Journal Kid, a sheltered soul forced to witness the world’s superficial and shallow doings.

Not even a few hours ago, I’m told to drive my two sisters to the local theater. Of course, I plan to just drop them off, as I have no interest watching anything with other people, not that’d I’d like what people watch these days anyways. Besides, my two younger sisters were going with their friends, so it’d be weird if I tagged along with a couple of high school kids I have no business with, right? Brutal.

I walked out the door, exchanging some grumpy banter, and finally got to the car. Before we even hit the road, I got a message from my mom hounding me for some Starbucks. God, I hate those places. “Fine, alright,” figuring maybe I can breeze through the drive-thru. So off I go, driving towards the damn Starbucks, when my sisters realize I’m not following the GPS to the theater. Annoyed, I tell her to shut it and that I’ll finish up my business at the ordering speaker before going over to her little date. They don’t take that well, because the last thing girls want to do is inconvenience who matters most to them, “JFL”.

After a heated argument with my sisters, who were trying to pin the blame on me for making them late, I got closer to the order window at Starbucks. Ignoring the continued shit they gave me, I endured it in silence. Yet, a growing enraged silence.

The rage in me is only growing as I see the hot chicks and young broads walking in and out of the Starbucks, a major reason why I mentioned the dislike for this place earlier. Like seriously, what is up with coffee shops and being hotspots for these ripe aged 10/10 girls? It burns me, burns me to know they all put on an act of customer service. Despite the façade, they harbor great disgust for me as another subhuman customer, wanting so badly to disengage back to their boyfriends, for which they all have.

Paying for the coffee without tip and taking the drinks in a cup holder from the brewing lady through the window, I turned over to place it beside me in the crowded car. “It won’t fit,” I noticed. So I turn to place it on one of my sister’s laps so she can hold it for the time being. Forgetting the current state of my angered sisters, she decides to completely flip the drink I was lowering on her lap with a sharp flick, shrugging it off so it falls onto the car’s passenger floor, wetting it completely.

That was the last straw… Suddenly I didn’t care if the brewing lady was to the side of me, or that I was in public, or that up to this point I have never uttered a word of vulgarity to my sisters or family, none of it mattered anymore, the next words I spoke were character shattering.

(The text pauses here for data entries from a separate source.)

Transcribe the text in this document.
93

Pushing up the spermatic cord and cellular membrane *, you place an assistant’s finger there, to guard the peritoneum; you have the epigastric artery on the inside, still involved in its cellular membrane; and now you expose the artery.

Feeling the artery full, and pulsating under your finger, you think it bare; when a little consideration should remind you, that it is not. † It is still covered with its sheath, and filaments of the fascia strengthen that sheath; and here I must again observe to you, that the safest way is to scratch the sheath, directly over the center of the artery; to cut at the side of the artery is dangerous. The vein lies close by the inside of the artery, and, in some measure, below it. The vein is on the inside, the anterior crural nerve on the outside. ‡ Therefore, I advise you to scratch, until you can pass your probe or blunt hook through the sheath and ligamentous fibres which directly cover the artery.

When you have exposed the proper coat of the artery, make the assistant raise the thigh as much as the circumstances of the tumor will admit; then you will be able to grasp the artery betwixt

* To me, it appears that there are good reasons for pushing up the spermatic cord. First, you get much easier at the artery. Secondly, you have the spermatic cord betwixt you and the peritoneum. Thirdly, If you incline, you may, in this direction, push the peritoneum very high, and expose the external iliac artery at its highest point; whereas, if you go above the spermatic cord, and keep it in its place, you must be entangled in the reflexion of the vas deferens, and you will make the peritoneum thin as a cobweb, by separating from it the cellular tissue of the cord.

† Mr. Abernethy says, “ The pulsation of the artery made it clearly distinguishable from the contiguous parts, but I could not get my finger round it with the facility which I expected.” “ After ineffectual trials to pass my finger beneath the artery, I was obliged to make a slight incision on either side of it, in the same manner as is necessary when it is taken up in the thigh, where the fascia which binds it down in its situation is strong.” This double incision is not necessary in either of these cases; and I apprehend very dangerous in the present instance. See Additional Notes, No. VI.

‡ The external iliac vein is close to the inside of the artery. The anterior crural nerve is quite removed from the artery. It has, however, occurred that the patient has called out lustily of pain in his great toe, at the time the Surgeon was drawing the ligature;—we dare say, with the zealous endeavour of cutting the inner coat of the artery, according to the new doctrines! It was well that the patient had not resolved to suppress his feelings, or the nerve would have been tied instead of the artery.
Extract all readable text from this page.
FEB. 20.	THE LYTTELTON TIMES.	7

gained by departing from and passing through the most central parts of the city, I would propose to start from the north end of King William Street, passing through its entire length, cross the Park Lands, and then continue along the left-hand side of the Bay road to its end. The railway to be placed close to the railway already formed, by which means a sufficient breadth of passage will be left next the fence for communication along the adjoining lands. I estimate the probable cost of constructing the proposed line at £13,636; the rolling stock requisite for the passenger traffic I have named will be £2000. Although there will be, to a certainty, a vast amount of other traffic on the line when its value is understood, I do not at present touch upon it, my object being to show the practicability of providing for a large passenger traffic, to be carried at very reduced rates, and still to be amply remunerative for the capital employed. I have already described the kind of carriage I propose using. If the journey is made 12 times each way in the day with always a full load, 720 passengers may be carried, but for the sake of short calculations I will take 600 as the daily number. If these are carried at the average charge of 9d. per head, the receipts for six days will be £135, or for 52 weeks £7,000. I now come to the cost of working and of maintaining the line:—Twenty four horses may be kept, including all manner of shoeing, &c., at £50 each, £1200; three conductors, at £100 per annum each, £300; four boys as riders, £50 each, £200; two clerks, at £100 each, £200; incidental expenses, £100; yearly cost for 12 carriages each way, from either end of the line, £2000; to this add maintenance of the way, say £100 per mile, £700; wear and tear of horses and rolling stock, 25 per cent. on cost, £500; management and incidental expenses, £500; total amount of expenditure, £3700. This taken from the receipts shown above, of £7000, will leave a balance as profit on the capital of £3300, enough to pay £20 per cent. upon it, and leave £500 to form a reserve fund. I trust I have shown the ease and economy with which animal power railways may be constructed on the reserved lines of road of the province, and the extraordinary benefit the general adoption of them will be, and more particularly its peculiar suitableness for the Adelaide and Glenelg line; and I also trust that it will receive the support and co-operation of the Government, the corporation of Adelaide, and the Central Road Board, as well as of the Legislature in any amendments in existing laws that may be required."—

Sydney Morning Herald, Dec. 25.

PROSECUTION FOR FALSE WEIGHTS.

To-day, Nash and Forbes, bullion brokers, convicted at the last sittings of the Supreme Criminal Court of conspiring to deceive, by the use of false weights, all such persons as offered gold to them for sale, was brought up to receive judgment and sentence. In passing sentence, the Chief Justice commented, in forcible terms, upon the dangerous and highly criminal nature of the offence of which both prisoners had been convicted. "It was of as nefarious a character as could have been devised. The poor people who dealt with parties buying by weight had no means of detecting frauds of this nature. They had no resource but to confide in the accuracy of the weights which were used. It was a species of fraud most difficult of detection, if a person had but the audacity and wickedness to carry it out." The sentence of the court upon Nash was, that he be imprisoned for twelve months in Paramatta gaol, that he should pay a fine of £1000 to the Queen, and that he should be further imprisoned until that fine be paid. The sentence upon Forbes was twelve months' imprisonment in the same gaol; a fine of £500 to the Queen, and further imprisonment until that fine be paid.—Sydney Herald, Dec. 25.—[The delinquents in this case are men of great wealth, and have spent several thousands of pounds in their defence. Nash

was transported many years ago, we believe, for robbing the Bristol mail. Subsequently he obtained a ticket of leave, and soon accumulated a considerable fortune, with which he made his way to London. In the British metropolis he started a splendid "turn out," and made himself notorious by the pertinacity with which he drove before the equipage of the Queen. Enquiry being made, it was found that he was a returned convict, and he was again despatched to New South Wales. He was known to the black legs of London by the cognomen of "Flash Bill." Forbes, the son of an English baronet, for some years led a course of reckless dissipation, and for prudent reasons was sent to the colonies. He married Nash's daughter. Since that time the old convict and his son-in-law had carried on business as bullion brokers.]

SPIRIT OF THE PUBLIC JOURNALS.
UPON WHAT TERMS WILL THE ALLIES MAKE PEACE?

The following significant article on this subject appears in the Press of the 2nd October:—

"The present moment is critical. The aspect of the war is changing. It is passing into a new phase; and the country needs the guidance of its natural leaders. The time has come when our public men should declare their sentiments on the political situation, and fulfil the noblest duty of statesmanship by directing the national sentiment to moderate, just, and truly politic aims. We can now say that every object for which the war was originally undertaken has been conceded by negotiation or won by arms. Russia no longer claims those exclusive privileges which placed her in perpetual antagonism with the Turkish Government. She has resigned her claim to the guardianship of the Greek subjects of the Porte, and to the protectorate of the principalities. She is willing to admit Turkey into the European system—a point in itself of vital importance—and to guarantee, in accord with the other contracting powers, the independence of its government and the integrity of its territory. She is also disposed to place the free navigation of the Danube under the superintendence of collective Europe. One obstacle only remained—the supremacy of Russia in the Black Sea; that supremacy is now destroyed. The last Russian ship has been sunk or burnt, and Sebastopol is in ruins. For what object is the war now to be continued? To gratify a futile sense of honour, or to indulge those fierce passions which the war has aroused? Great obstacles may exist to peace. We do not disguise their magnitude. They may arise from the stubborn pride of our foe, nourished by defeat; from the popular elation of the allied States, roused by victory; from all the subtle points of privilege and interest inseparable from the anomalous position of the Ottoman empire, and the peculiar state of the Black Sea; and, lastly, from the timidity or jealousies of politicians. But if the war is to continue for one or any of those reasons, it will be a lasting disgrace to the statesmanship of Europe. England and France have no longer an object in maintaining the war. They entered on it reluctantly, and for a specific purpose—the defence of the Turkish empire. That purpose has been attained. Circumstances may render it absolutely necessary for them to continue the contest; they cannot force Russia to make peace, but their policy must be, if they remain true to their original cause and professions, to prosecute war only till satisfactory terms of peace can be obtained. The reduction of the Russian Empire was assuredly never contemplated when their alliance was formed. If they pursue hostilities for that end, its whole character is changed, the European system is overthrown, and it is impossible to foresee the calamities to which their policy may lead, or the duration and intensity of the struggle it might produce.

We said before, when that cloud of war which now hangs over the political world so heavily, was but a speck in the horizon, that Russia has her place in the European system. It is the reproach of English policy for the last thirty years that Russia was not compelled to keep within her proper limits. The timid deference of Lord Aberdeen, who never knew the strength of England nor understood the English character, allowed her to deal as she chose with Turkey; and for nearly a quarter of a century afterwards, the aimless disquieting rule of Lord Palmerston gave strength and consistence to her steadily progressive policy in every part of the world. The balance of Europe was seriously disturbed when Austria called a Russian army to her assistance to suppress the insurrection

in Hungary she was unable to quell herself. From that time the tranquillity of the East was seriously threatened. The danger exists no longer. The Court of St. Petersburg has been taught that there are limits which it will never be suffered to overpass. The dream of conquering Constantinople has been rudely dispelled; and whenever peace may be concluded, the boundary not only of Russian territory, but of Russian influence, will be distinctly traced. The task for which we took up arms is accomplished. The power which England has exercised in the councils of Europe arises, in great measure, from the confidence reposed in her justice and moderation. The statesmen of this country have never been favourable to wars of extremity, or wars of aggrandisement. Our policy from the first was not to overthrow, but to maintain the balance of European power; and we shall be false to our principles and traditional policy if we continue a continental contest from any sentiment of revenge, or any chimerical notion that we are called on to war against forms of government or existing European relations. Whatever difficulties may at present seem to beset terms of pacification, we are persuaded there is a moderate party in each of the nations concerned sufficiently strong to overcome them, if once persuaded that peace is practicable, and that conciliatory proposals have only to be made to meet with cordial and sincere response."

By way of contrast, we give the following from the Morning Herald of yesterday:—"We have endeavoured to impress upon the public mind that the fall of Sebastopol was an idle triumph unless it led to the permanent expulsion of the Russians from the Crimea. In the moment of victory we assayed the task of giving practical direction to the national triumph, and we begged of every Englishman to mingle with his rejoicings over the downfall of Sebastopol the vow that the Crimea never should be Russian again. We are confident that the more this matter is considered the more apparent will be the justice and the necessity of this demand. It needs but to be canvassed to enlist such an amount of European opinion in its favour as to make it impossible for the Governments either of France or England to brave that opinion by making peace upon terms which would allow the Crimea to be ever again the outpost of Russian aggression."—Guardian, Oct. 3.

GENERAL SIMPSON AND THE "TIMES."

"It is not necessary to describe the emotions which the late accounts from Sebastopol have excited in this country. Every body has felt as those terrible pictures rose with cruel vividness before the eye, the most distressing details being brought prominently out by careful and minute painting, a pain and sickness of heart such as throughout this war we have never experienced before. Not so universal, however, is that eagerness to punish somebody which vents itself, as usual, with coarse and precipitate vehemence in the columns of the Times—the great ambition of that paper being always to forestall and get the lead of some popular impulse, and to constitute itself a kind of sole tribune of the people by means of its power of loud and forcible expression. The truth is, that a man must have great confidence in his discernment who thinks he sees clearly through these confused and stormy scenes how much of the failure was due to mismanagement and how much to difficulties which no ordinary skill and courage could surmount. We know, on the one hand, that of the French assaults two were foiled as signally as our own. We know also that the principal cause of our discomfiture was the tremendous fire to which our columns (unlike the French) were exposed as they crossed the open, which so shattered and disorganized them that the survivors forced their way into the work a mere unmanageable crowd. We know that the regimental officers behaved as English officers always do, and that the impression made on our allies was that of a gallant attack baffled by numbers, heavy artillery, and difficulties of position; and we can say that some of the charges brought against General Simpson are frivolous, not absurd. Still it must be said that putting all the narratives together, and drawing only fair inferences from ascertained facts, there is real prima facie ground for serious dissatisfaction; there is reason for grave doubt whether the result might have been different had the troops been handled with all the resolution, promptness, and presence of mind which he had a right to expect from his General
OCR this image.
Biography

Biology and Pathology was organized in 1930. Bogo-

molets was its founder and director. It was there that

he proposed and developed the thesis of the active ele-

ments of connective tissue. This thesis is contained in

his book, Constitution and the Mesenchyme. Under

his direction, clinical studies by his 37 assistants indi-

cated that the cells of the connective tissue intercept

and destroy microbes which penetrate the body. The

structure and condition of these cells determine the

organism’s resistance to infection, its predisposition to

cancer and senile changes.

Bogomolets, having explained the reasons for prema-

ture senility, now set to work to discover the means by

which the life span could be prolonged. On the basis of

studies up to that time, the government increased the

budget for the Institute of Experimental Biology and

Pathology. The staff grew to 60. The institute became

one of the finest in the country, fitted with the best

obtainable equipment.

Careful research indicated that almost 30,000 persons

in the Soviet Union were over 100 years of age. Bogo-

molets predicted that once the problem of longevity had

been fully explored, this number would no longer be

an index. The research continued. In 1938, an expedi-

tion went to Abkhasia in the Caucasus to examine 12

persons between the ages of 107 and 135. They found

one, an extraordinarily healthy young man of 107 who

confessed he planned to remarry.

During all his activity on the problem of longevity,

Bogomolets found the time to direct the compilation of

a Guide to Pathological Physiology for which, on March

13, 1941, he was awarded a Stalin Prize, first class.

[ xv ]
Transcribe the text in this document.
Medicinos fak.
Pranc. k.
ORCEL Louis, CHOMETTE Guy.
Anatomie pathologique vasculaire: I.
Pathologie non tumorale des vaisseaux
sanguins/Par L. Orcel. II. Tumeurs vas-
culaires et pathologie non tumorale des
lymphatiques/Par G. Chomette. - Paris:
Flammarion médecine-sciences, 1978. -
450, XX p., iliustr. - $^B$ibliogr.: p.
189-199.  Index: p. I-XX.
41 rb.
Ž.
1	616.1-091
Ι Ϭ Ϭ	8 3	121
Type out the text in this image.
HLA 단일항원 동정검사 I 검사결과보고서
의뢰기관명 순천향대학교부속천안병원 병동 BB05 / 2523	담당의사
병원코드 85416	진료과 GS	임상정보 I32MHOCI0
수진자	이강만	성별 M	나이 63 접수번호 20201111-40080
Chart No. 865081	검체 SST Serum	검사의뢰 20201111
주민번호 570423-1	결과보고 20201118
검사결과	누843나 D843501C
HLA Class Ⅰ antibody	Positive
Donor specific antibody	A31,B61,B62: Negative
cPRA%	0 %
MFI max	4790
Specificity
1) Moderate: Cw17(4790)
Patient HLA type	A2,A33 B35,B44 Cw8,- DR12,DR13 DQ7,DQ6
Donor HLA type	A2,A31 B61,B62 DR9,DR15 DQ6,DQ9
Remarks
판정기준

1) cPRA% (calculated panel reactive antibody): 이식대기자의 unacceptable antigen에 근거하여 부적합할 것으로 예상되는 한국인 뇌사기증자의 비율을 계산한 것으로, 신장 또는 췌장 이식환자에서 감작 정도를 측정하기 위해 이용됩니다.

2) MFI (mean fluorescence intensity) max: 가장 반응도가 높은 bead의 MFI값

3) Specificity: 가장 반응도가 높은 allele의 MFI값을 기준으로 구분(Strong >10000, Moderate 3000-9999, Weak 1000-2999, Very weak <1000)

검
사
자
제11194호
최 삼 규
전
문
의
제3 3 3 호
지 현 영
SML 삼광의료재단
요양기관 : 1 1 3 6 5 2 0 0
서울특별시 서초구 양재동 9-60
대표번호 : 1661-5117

“You fucking whore,” I told her, my voice rising and the young Starbucks college girl at the drive-thru widening her eyes. “You stupid fucking whore,” I spit out, hitting the pedal in rage, the engine roaring. Ironically, my sister starts bawling. Funny how that works, huh? She's the one dishing it out and now she's the one crying? I’m the bad guy now? How’d that happen? I ignored it, speeding faster and faster, pushing the engine without consent. “I’m going to crash this stupid fucking car and watch you die, dumb bitch.”

My sisters grow increasingly agitated, their only retort being “This is why you have no friends,” “This is why you’re alone,” “This is why nobody likes you.” I slur their words back at them, the loudest I've ever had to speak really, with the windows open for the world to hear. “I don’t give a fuck if I’m alone, I don’t give a fuck if I’ll always be alone, and I don’t give a fuck if nobody likes me.” My own voice sounded pretty foreign to me, but I don’t regret it to be honest.

I’ve never cussed out my family, never swore in front of them. Being strict, it wasn't a thing. But at 19, my face keeps changing, and not in a good way. I couldn’t contain it anymore. The world twists me, corrupts me, and I am snapping, losing the mask. The harsh truth of how just another nameless man is treated in this world is a bitter pill to swallow.

But it’s a conclusion I’m coming into, and I’m finally accepting it, seeing beauty in it. My face is always changing, not in a good way. I don’t really care, is what I should say.
 
glad I dont have sisters then
 
I should do this
 
Why didnt you just pick up the starbucks on the way back instead of on the way there, making them late?